Before I could respond, he reached into his briefcase again and pulled out a second stack of papers—thicker, more formal—and set them on the table.

“What’s that?” I asked.

“My terms,” he said. “Standard NDA.”

I raised a brow.

“You can’t disclose anything about me, this arrangement, or who you really are,” he said. “And in return, I won’t say anything to your friends. Once it’s over, it stays between us. For good.”

I picked up the pages, flipping through them slowly. The language was dense but clear. Professional.

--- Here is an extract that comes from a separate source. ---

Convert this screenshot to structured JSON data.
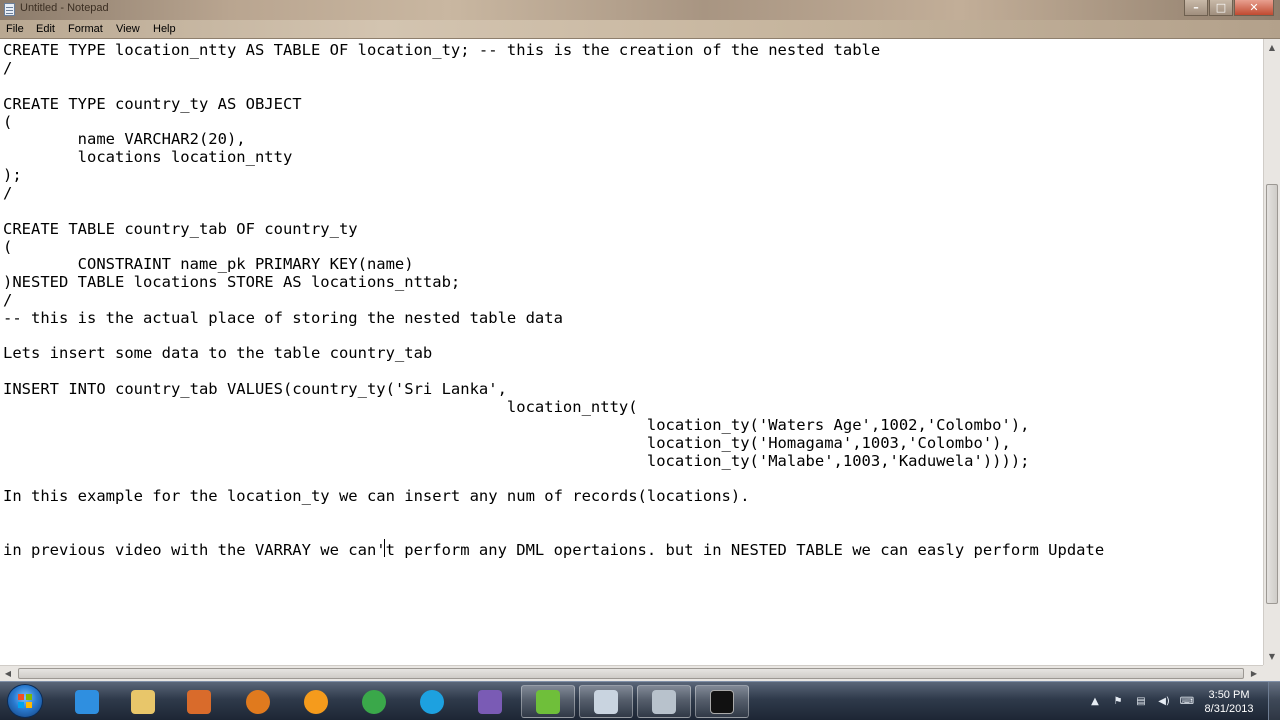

Binding. And when my eyes landed on the payment line, the rest of the text faded away.

The number was staggering. The same one he’d thrown out at the hotel the night we’d met, yet seeing it in black and white made something twist in my chest.

Guilt.

That old, familiar voice slid through my mind—quiet, cruel, the one that always knew where to cut deepest.You’re not worth it,it whispered.Your time, your presence… you’ll never be worth that much.

I swallowed hard and shifted in my seat. Taking this kind of payment felt… uncomfortable. But it would give me something I’d never had before—stability. A little breathing room. The freedom to not panic every time I felt a twinge in my side or something in my apartment broke, knowing I didn’t have insurance or a safety net to catch me if things went wrong.

I wouldn’t have to worry about my car dying in the middle of a shift or missing a week of work and wondering how I’d cover rent. I’d have a cushion. Something soft to land on when life inevitably got hard.

I’d never again sit in a dark apartment, weighing impossible choices over the cost of diapers.

If Dean had that kind of money to burn, I might as well be the one holding the match.

I reached for the pen on the table, but he stopped me, sliding a sleek blue one across instead. “Use this,” he said. “Always sign in blue—it’s easier to tell it’s real.”

The comment caught me off guard—not because of what he said, but because it sounded like he was looking out for me. Like he cared in some small, deliberate way he didn’t want to admit.

I signed my name before I could think twice. “Anything else?” I asked, pushing the pages back toward him, suddenly desperate to leave.

“I sent a form to your email,” he said. “I’ll need it completed before the weekend.”